Through triplet attention-enhanced mutual learning, the small student network of our model can even obtain better performance than those of large student networks. For example, MTALRes18(50) achieves 3.18% and 1.15% better accuracy than those of SigRes50 and SigAttRes50, saving even two times complexity and time cost. On the other hand, when the scale of the network is the same with other networks, our model obtains better performance than other models.

In conclusion, our model outperforms the competition in terms of accuracy and efficiency in the CHM classification task.

5. Conclusions

This paper has developed a novel MTAL approach for CHM classification, which combines mutual learning with the triplet attention module for transferring the cross-dimension dependencies from one network to another one. With the help of deep mutual learning, an ensemble of basic student neural networks of our model can update parameters collaboratively and gain information from each other during the whole training process. As a benefit from the triplet attention module, our model can collect interdimensional information via the rotation operation and accomplish interchannel and spatial dependencies with nearly no increase in computational overhead. Leveraging the mutual learning and triplet attention module, our MTAL model has achieved excellent classification performance of Chinese herbal medicines with higher efficiency and effectiveness. When compared to other models, the experimental findings show that MTAL can greatly improve CHM classification performance with minimally compromised training settings and FLOPs. The MTAL model, in particular, delivers 3.18% greater accuracy and 80.7% lower loss than other models.
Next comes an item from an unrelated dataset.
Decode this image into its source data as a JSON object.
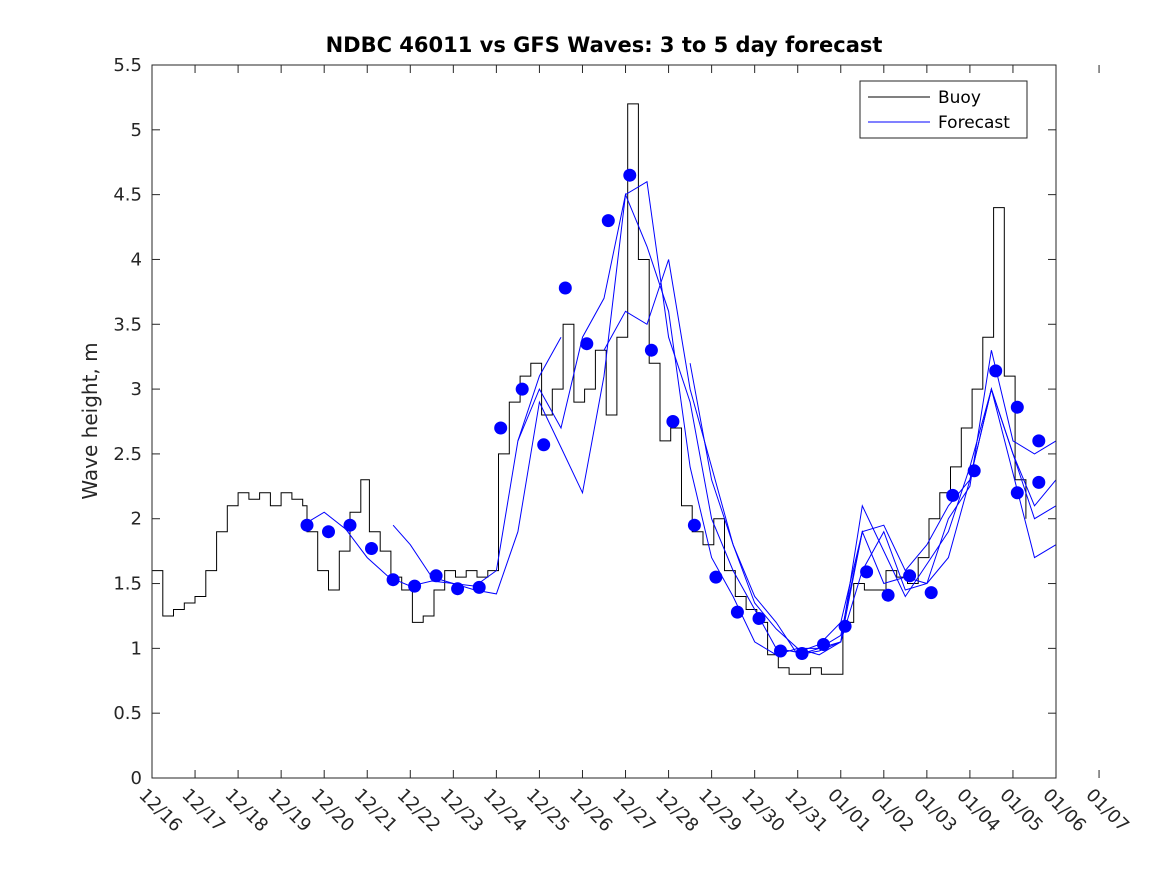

Further work would explore more efficient mutual learning-based methodologies and a more promising attention-based feature extraction approach to boost the effectiveness and the efficiency of the CHM classification.

Data Availability

The datasets used to support the findings of this study can be obtained by sending email to the corresponding author.

Conflicts of Interest

The authors declare no conflicts of interest.

Acknowledgments

This work was supported by the Shanxi Province Higher Education Innovation Project of China (2020L0154), Shanxi Province Educational Science “14th Five-Year Plan” 2021 General Planning Project + Research on Intelligent Agricultural Talent Cultivation Model Driven by “Industry, Learning and Research” of Agricultural and Forestry Colleges (GH-21006), Shanxi Agricultural University 2021 “Neural Network” Course Ideological and Political Project (KCSZ202133), Shanxi Agricultural University Doctoral Research Startup Project (2021BQ88), Intelligent Information Processing, Shanxi Provincial Key Laboratory Open Project Fund (CICIP2021005), and Shanxi Agricultural University Academic Recovery Research Project (2020xshf38). We thank Jian zhou for helpful conversations, Dr. Li for assistance with the samples, and Zhiwu Dong for producing several of the figures.